# Paul Kirk's Honey-Orange BBQ Sauce



## raymo76 (Aug 19, 2011)

Hey gang, anyone try it, if so how did you like it? I'm thinking of making it seeing as how I have a few orange trees in my backyard I thought it would be cool to try something with oranges in it. Was thinking maybe ribs or butt.

I did a search couldn't find any posts about it.

Its on page 145 of Championship Barbecue


----------



## cliffcarter (Aug 19, 2011)

What's in it?  Besides orange juice and honey, of course.


----------



## SmokinAl (Aug 20, 2011)

How about posting the recipe?


----------



## raymo76 (Aug 21, 2011)

Well I would have done this earlier but I was reluctant to get the book out and copy it, what can I say, I've become lazy! 

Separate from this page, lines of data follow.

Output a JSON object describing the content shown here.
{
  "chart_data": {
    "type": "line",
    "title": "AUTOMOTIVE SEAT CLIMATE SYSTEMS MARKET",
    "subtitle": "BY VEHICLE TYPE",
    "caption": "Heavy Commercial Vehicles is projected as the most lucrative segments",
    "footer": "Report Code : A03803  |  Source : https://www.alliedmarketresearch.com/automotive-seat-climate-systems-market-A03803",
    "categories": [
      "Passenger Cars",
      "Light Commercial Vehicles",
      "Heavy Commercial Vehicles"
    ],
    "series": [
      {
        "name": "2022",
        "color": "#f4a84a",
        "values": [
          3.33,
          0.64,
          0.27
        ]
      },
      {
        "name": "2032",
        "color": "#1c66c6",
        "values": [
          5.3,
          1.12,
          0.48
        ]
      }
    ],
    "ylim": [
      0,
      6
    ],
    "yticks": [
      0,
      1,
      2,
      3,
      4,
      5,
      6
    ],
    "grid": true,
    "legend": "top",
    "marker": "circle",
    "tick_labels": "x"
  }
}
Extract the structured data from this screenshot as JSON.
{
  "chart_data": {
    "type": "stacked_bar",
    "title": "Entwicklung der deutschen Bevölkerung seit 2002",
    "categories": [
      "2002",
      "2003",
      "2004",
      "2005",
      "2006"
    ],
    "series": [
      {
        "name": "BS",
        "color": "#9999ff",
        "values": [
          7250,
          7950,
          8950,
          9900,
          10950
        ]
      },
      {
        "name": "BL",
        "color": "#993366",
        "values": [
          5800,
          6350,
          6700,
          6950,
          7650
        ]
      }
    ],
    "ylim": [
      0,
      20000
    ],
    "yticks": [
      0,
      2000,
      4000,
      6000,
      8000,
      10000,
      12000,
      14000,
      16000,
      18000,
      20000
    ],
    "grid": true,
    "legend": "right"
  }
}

Paul Kirk's, taken from Championship Barbecue, page 145:

*"Honey-Orange Barbecue Sauce*

This is a good finishing sauce for fish, pork, or chicken.

Makes about 1 quart

1/4 cup olive oil

4 cloves garlic, pressed

1/4 cup minced shallots

3 cups fresh orange juice (about 12 oranges)

1 cup fresh lime juice (about 16 limes)

1/4 cup clover honey

2 tablespoons peeled and finely minced fresh ginger

1 tablespoon finely minced orange zest

1 tablespoon finely minced lime zest

1 teaspoon fine sea salt

2 tablespoons cornstarch

3 tablespoons cold water

2 to 3 teaspoons hot chile oil, homemade (page 50) or store-bought, to your taste

1. Heat the olive oil in a medium-size nonreactive saucepan over medium heat, add the garlic and shallots, and cook, stirring, for 1 to 3 minutes. Add the orange juice, lime juice, honey, ginger, orange and lime zests, and salt. stirring to combine, and bring to a light boil.

2. In a small bowl, blend together the cornstarch and cold water with a wire whisk. Whisk the cornstarch mixture into the hot sauce, stirring until the sauce thickens. Remove the sauce from the heat. Stir in the hot chile oil to taste.*"*


----------